- The Washington Times - Sunday, June 25, 2006

On June 15, The Office of the Inspector General released a report outlining the ineffective response by the D.C. Fire and Emergency Medical Services Department, the Metropolitan Police Department and Howard University Hospital to an incident involving veteran journalist David E. Rosenbaum. In January, Mr. Rosenbaum was mugged and beaten near his home in Northwest Washington. Because medical response personnel failed to properly assess his condition, the blow he suffered to his head went untreated for several hours and he died the following day.

Conflicting incident reports from MPD and FEMS prompted City Administrator Robert C. Bobb to request the OIG’s review, a 90-page assessment of the breakdown in protocol, communication and competence for emergency response. Those first responders to the scene did not notice Mr. Rosenbaum’s severe head trauma and attributed his incoherence and vomiting to intoxication. Subsequently, he was “classified as a low priority patient” and, instead of being brought to nearby Sibley Memorial Hospital, he was carted to Howard, where he was not properly triaged and was left untreated in a hallway for more than an hour.

The botched response, which the report called “an unacceptable chain of failure in the provisions of emergency medical and other services,” has led to a push for the dismissal or resignation of Fire Chief Adrian H. Thompson by Council Chairman Linda W. Cropp and council member Adrian M. Fenty, both seeking the Democratic nomination for D.C. mayor.

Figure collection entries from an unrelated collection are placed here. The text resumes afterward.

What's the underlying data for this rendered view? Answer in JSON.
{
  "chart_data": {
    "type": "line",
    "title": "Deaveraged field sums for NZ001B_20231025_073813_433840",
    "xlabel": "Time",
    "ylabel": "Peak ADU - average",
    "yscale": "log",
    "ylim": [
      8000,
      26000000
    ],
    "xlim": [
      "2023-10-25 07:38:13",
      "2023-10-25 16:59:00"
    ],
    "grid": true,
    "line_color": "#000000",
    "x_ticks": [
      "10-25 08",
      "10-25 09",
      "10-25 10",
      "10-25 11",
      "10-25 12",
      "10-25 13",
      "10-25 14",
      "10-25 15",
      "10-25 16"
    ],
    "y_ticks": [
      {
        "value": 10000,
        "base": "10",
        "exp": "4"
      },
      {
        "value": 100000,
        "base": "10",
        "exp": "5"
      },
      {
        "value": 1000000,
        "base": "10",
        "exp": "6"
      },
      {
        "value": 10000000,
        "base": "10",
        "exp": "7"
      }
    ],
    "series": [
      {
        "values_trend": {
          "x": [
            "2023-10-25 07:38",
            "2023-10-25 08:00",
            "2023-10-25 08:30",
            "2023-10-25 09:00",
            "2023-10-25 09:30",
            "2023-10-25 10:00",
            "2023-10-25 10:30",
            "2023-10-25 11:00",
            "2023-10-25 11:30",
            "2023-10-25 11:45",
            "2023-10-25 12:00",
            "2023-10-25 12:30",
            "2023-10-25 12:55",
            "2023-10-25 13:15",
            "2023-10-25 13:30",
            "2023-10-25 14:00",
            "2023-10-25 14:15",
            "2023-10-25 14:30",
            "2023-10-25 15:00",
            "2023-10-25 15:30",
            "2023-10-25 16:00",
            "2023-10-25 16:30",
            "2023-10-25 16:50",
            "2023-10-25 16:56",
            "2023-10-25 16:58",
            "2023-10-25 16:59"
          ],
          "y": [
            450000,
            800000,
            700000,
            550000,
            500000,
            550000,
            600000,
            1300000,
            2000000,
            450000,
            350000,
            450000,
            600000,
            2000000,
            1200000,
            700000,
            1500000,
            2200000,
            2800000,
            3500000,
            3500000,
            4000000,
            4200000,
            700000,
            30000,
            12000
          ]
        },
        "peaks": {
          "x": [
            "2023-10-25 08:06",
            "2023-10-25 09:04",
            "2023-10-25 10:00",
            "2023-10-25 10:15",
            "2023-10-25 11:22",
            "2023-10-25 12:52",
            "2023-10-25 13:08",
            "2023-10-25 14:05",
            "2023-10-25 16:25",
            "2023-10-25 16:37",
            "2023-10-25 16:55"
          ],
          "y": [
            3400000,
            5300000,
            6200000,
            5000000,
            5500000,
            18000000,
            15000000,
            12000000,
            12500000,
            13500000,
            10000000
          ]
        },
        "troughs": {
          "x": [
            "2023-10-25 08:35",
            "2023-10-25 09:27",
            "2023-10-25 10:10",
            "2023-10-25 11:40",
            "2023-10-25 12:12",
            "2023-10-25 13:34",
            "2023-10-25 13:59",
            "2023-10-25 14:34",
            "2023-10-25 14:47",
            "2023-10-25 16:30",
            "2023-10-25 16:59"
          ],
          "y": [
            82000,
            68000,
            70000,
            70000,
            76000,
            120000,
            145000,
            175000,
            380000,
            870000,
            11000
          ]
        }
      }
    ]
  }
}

Chief Thompson was appointed in 2002 when his predecessor, Ronnie Few, resigned after reports surfaced that he and three of his appointees had exaggerated their resumes. Chief Thompson, a lifelong Washingtonian who began his career in the fire department in 1970 and climbed the ranks the hard way, has been criticized in the past for the city’s lackluster emergency response services as well as the Fire Cadet Program, which was temporarily suspended when several applicants lied about residency to gain acceptance to the federally funded program which targeted disadvantaged youths.

All of that said, no one has made a compelling case that ousting Chief Thompson at this time will do much to improve the situation. With less than seven months remaining until the end of Mayor Anthony A. Williams’ term, it would be nearly impossible to find a new fire chief, and there is no guarantee that the person’s job will be secure once Mr. Williams leaves office. Miss Cropp and Mr. Fenty’s anger seems misplaced, as the real problem lies with workers who disregard protocol. But by making noise about Chief Thompson, they attempt to show voters how assertive and proactive they can be. In reality, their proposal would merely leave the city without a fire chief.

Since Mr. Williams has expressed no intention of dismissing Chief Thompson, appointing a new fire chief will be a job for the new mayor, who will take office in January.